Jamaica utilized the vaccine, and by December 2021 at least one dose of the vaccine was given to 26.6% of the population. As of April 2022, 23% of the population completed the vaccination cycle. As a result of the large impact of COVID-19 on Jamaica, the government undertook a COVID-19 response and recovery plan for poor and vulnerable communities. They aimed to support business development and create jobs to repair the economy.

== Statistics ==
In 2023, Jamaica's population was 2,839,786. The life expectancy at birth has decreased by 4.08 years from 2000 to 2021 (74.2 years to 70.1 years), Stroke is the leading cause of death in the country with a reported 124 deaths each year. Diabetes mellitus is the second main cause of death with a reported 94 deaths each year. In 2023, Jamaica had 2.38 suicides per 100,000 each year.
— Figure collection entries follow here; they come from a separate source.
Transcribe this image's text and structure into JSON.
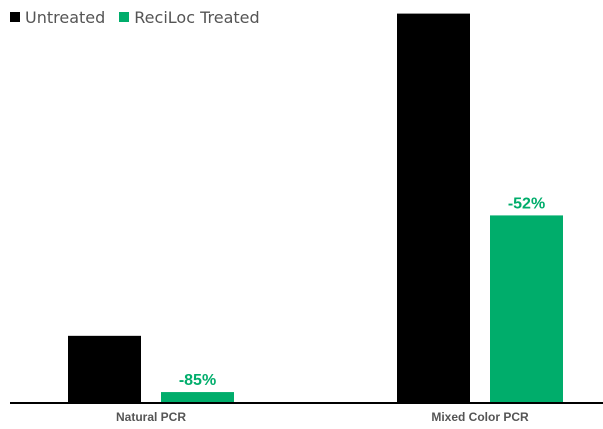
{
  "chart_data": {
    "type": "bar",
    "title": "",
    "xlabel": "",
    "ylabel": "",
    "categories": [
      "Natural PCR",
      "Mixed Color PCR"
    ],
    "series": [
      {
        "name": "Untreated",
        "color": "#000000",
        "values": [
          100,
          587
        ]
      },
      {
        "name": "ReciLoc Treated",
        "color": "#00ad6b",
        "values": [
          15,
          282
        ]
      }
    ],
    "data_labels": [
      {
        "category": "Natural PCR",
        "series": "ReciLoc Treated",
        "text": "-85%"
      },
      {
        "category": "Mixed Color PCR",
        "series": "ReciLoc Treated",
        "text": "-52%"
      }
    ],
    "ylim": [
      0,
      600
    ],
    "y_axis_visible": false,
    "grid": false,
    "legend_position": "top-left"
  }
}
In 2022, road deaths were 17.8 per 100,000 per year. Maternal mortality increased 19.1% from 2000 to 2020, to 98.9 deaths per 1,000 live births. In 2024, women had an average of 1.4 children. In 2020 the infant mortality rate was 16.7 deaths per 1,000 live births.

In Jamaica there are over 330 health centers, 24 public hospitals, the University Hospital of the West Indies, a regional teaching institution partially funded by regional governments including Jamaica, 10 private hospitals and over 495 pharmacies. There are around 5,000 public hospital beds and about 200 in the private sector. See List of hospitals in Jamaica.

== Aging population ==
In 2023, people over 65 years of age made up 8.2% of the population. In 2024, there are 43.9 older people per 100 children. The population of people over the age of 60 has increased while the population of children under 15 has decreased. In 2022, there were more females than males, with 102.2 females per 100 men.